Two years ago, I invited Bettina Blanchard into my home to help me clear out and paint my favorite room. At the time, she was still running her business All in Place and for the most part, helped people clear clutter, clean and become better organized. I had hired her three times before — once to help me organize my office when I worked outside my home and the other times as gifts to my daughters.
Bettina taught me a thing or two — about things you think you need that you don’t, for instance. When she tackled the bookshelf in my office, she asked why I had so many binders. All filled with paper. They were from various workshops and conferences I had attended. She asked if I ever referred to any of them. For the majority, the answer was no, but I might. The next thing I knew, we were emptying one binder after another. We threw the paper into the recycling bin and the binders went to Goodwill. It had never occurred to me that I could simply remove the papers and pass along the binders.
In my soon to become a library at home, she encouraged me to go through my stuff and put it into piles — keep, throw away, donate. And then, to take action. Don’t just leave the piles to deal with another day. I’m now working on cleaning out my barn loft and I confess that sometimes I forget that rule. When I don’t, it comes back to bite me. I was up there this weekend and peered into a garbage bag I’d filled with old papers a month ago. I was 85 percent sure I meant to burn everything but didn’t dare until I pawed through it all again. They’ve now been burned.
Bettina & Company
Bettina’s business is now called Bettina & Company. She still helps people organize and get rid of clutter. Only now, as she puts it, “I stay focused on helping our clients make decisions and my staff members do the legwork.” She and her team help people move, get their house ready and staged to sell and/or learn to love where they live. Wherever they live she wants them to be happy and to enjoy their lives. Her motto: be organized to live, don’t live to be organized.
Her business tagline is Life Simplified — although I have to say, she is so full of energy and interested in so many things, her life doesn’t seem simple to me. In addition to running the business, Bettina also sends out a weekly newsletter called Life Simplified and an early morning email called A Daily Dose of Life Simplified. Here are a few nuggets of wisdom from the daily dose.
- Make the important easy to implement
- Memories live in our hearts, not our closets
- Don’t put it down, put it away
- Just in case…means you can live without it
One thing Bettina can’t live without is music.
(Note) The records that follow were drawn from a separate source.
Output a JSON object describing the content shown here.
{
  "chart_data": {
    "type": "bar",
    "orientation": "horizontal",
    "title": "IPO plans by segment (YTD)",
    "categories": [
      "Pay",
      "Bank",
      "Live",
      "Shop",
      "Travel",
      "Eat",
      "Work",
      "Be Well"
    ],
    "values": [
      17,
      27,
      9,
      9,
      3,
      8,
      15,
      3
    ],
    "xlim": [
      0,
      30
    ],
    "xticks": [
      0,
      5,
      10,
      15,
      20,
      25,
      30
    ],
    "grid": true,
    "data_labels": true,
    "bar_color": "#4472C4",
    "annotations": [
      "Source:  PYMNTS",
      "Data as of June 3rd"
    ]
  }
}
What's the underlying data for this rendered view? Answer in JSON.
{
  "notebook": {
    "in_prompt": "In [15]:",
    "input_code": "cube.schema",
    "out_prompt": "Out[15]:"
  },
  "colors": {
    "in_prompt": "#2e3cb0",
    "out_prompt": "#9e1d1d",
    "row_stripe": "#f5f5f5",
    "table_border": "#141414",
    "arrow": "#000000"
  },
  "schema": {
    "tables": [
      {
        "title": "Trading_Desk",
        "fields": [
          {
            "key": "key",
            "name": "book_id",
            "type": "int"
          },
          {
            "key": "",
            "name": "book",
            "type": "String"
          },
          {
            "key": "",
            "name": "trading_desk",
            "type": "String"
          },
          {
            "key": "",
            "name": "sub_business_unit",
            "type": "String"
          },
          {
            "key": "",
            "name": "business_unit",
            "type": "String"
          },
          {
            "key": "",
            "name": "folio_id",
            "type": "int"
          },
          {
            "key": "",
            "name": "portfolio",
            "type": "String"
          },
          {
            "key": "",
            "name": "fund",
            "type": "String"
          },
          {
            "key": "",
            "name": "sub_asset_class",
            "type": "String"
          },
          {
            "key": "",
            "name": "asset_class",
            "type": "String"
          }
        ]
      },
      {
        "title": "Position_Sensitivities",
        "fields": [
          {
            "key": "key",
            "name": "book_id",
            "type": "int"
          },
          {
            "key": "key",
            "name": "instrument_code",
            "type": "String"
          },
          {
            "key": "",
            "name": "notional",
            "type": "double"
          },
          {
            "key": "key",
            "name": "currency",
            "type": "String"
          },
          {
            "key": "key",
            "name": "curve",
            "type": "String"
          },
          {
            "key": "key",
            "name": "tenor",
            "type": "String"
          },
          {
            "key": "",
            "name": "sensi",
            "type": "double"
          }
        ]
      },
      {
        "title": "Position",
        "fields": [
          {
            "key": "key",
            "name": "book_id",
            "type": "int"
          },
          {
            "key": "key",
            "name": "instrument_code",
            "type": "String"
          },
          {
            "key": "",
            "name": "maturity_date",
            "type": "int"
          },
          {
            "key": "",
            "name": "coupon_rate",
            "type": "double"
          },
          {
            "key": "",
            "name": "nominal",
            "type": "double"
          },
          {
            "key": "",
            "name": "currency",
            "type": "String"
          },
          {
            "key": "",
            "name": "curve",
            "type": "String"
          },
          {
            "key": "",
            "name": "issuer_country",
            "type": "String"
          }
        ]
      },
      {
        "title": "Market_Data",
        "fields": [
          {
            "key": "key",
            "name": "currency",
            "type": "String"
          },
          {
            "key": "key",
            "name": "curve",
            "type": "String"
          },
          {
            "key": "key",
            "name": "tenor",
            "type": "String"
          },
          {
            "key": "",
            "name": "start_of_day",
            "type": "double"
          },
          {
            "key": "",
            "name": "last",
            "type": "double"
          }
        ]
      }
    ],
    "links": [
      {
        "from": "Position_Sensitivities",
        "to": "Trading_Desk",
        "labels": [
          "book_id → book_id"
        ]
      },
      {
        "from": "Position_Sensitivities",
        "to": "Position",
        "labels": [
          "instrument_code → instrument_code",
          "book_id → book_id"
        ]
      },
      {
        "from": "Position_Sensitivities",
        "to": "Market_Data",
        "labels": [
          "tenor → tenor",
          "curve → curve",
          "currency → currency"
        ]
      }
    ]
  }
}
In fact, she brought along her beloved accordion when she was at my house and serenaded us during our lunch break. (Sorry, no video.) The end of her song is not the end of her story, though.
Bettina is also a fellow BDN blogger. The name of her blog is, of course, Life Simplified. I grabbed some words of wisdom from a post about downsizing. These are her top 10 tips to help you downsize with ease.
1. Shift your thinking from how can this be useful? to can I live without it?
2. Do you love it? Does it fit and flatter? Does it spark joy? (thanks, Marie Kundo)
3. Keep fewer containers (including furniture) and you will keep fewer things.
4. Redundancy is overrated. Why keep two when one will do?
5. If an item has an emotional tug, take a picture, then let someone else love it.
6. Minimize the mementos and maximize the white space.
7. Find a charity or three, antique dealer or two, and give yourself a deadline if you are going to sell things yourself.
8. Don’t overfill your new home. Nothing makes something seem small than too much in it.
9. Moving is expensive. The less you take with you, the more you save.
10. It’s never too late to donate. Even as you unpack, remember that “maybe” means you can live without it.
And I’m not sure where she finds the time or the energy, but there’s yet something else she fits into her schedule. She also co-hosts a weekly radio show on WMPG with Ross Golberg. It’s called … what else? Life Simplified Radio.
How does she manage to keep her life simple with all that she does? She stays organized and she has fun. She’s also passionate about what she does and it shows.
But enough about Bettina. Let’s get back to my room. It was meant to be a library, but we ran out of money and time and energy. That was 20 years ago. Even unfinished the room always called to me. It’s small with angles and a little nook and a fireplace. The morning sun streams through the windows which overlook the backyard — bee hives and bird feeders. When my daughters were young they often used the room for craft and painting projects. I never worried about paint or glue or whatever dripping on the floor because it was a subfloor. Their works of art were taped up on the walls, which were unpainted. When I started to blog from home, it became my office.
Our vision was to have a wall of bookshelves, floor to ceiling. Filled with all the books we had stored in boxes up in the barn loft. Bettina not only helped me clear the clutter that had accumulated in the room, she also painted — at one point, scolding me for not helping more. I confess, I was just standing there watching her in awe. She’s a whirlwind.
With the room cleared out and walls painted a serene shade of blue, my husband and I decided it was time to lay down a floor and build the bookshelves. Under the guidance and skilled hands of my brother-in-law Bill Vondras, the two of them got the job done.
It might never have happened without Bettina. She lit the spark!
Can you see why this is my favorite room?